Member of the Western Australian Legislative Council for Agricultural Region
- In office 22 May 2005 – 22 May 2009 Serving with Chance, Criddle, Donaldson, Duncan, Ellis, Rowe

Personal details
- Born: 19 November 1964 (age 61) Esperance, Western Australia
- Party: Liberal (1980s–2008) Family First (2008–?) Katter's Australian (2013) Mutual Party (2014) One Nation (2016–2017) Non-Custodial Parents (2017–2018) United Australia (c. 2018–2019) WA Party (2021–?) Independent (as of 2025)

= Anthony Fels =

Australian politician

Anthony James Fels (born 19 November 1964) is an Australian politician. He was a member of the Western Australian Legislative Council for the Agricultural Region from 2005 to 2009, representing the Liberal Party before defecting to the Family First Party in 2008.

Since leaving parliament, Fels has been a perennial candidate for public office and a member of at least six different political parties.

==Early life==
Fels was born on 19 November 1964 in Esperance, Western Australia. He is the son of Pauline and Francis Fels.

Fels grew up on the family farm in Esperance, attending Castletown Primary School and Esperance Senior High School. After leaving university he started a kebab shop in Cottesloe. He later worked for the Primary Industry Bank of Australia from 1989 to 1994 and was active in various business ventures including PKB Watering Supplies, Rowlands Stockfeeds and Liquid Engineering.

==Parliamentary career==
Fels joined the Liberal Party in the 1980s. He was an unsuccessful preselection candidate for the Roe prior to the 1989 Western Australian state election. He was the Liberal candidate in Roe at the 2001 election but was defeated by the incumbent National MP Ross Ainsworth.

At the 2005 state election, Fels was elected to the Legislative Council representing the Agricultural Region for the Liberal Party. In 2007, he was found to be in contempt of Parliament by a select committee report for giving false answers to a parliamentary inquiry. Despite attempts from the Liberal Party to remove Fels, he resigned from the Liberal Party in August 2008, and attempted to form his own party called People Against Daylight Saving. He later joined Family First. He was leader of WA Family First before they merged with the Australian Conservatives.

==Later candidacies==
Fels was an independent candidate for the Senate at the 2010 federal election and for the state Legislative Council at the 2013 election, a Katter's Australian Party candidate for the Senate at the 2013 federal election, and a Mutual Party candidate at the 2014 special Senate election.

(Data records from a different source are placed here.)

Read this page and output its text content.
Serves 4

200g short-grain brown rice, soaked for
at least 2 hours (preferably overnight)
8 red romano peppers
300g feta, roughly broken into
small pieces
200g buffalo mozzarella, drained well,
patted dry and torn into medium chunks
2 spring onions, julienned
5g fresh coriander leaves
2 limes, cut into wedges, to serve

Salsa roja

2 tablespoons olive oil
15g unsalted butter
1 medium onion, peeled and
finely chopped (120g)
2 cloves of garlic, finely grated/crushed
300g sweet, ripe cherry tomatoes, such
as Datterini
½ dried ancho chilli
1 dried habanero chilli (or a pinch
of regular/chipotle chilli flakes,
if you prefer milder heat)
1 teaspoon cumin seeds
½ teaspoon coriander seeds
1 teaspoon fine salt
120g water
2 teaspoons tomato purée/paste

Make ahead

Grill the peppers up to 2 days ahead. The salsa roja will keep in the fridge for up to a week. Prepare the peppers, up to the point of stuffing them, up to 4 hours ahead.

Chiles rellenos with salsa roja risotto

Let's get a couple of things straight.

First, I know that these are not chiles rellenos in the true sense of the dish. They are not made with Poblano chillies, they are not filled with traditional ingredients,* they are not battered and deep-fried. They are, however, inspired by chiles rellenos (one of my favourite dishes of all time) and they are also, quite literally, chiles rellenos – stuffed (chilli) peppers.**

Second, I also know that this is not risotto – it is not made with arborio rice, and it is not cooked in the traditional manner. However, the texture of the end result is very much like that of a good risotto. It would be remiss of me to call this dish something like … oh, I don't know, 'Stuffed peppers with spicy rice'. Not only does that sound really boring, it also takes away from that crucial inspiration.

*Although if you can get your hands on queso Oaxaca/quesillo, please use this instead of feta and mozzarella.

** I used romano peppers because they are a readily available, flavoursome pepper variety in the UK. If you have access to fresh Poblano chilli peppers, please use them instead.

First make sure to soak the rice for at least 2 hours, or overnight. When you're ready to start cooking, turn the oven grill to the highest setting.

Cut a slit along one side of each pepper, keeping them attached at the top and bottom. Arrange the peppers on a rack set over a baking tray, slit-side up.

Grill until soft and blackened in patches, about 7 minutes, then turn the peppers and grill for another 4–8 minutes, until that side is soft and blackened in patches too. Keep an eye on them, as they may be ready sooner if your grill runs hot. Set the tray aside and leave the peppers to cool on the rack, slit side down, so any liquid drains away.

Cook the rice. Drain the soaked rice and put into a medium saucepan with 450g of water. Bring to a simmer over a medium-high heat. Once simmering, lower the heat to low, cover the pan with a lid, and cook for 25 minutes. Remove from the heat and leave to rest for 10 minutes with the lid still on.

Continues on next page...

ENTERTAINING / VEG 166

As of January 2017, Fels was a member of One Nation. At one stage it was reported that he had been preselected as a One Nation candidate at the 2017 state election, but the party later said that he had not yet been endorsed.

Fels was a nominated candidate representing the Non-Custodial Parents Party (Equal Parenting) in the 2017 Bennelong by-election. He came last of 12 candidates with a primary vote of less than 0.2 percent. He was a candidate for Clive Palmer's United Australia Party at the 2019 Australian federal election.